Concernant le stéthoscope et l’oxygène défectueux, ils nuancent: «L'oxygène vide, c'est impossible parce qu'on a six bouteilles et on les contrôle systématiquement. Ça serait très étonnant. Et avoir un stéthoscope n’est même pas requis dans la loi, donc c’est un effort supplémentaire que la compagnie fournit. En théorie, on pourrait même décoller sans.» Pas de grosse frustration du côté des membres du syndicat donc, qui en profitent pour passer un message à l’unisson: «On est formés pour essayer de stabiliser un maximum la situation, mais on n'est pas médecins.

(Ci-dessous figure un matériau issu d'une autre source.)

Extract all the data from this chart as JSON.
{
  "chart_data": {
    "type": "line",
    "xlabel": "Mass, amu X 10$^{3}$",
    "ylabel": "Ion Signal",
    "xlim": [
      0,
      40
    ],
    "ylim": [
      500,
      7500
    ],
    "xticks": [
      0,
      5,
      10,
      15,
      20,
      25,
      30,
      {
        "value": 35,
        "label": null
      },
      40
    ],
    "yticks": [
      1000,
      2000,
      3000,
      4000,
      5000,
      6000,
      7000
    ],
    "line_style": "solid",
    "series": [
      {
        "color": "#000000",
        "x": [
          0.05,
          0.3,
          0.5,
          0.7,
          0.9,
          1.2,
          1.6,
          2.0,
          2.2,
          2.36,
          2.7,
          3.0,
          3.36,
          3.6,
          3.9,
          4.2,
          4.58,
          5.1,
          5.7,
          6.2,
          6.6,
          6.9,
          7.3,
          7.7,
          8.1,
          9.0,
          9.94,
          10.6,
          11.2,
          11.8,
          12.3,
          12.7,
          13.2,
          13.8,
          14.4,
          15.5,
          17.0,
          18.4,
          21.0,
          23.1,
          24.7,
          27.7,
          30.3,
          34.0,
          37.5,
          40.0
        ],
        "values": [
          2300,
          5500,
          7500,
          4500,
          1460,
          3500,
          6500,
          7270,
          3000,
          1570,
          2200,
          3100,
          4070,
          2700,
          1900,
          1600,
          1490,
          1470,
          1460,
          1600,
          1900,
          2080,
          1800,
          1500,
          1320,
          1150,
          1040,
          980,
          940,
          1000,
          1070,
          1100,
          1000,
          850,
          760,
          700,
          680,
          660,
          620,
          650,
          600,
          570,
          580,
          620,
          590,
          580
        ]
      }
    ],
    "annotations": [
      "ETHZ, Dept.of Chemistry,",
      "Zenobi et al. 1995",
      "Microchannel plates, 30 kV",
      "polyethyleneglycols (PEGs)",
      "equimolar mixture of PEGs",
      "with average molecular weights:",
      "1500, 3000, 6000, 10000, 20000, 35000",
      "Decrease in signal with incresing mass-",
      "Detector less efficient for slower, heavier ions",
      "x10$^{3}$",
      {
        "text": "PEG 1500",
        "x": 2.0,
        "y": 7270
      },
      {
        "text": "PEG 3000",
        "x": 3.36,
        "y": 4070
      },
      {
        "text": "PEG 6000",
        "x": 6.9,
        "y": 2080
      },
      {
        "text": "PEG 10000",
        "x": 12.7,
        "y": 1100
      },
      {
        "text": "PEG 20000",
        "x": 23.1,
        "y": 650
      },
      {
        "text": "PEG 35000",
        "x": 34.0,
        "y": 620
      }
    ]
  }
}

Les passagers ont tendance à l’oublier.»

Easyjet remplace le matériel

Contactée, la compagnie EasyJet a confirmé l’incident à bord et a premièrement affirmé ne pas trouver trace de cet incident ou de quelconques échanges avec le médecin. Après plusieurs relances, nous avons finalement obtenu la réponse suivante: «Dans ce cas, il a été constaté qu’un embout du stéthoscope était manquant. Celui-ci a ensuite été retrouvé et remis en place. La bouteille d’oxygène a également été remplacée après utilisation, conformément à la procédure.»

La compagnie précise que «les équipements médicaux à bord d’EasyJet, comme les trousses de premiers secours, sont examinés et approuvés par le médecin-conseil de la compagnie pour une utilisation en vol, conformément aux exigences réglementaires.»

Easyjet rappelle également le devoir de vérification du cabin crew: «Les membres de l’équipage de cabine effectuent des contrôles de sécurité et de vérification des équipements avant chaque vol, conformément à nos procédures opérationnelles. Ces contrôles comprennent la vérification de la présence et du bon état de fonctionnement de tous les équipements médicaux requis.»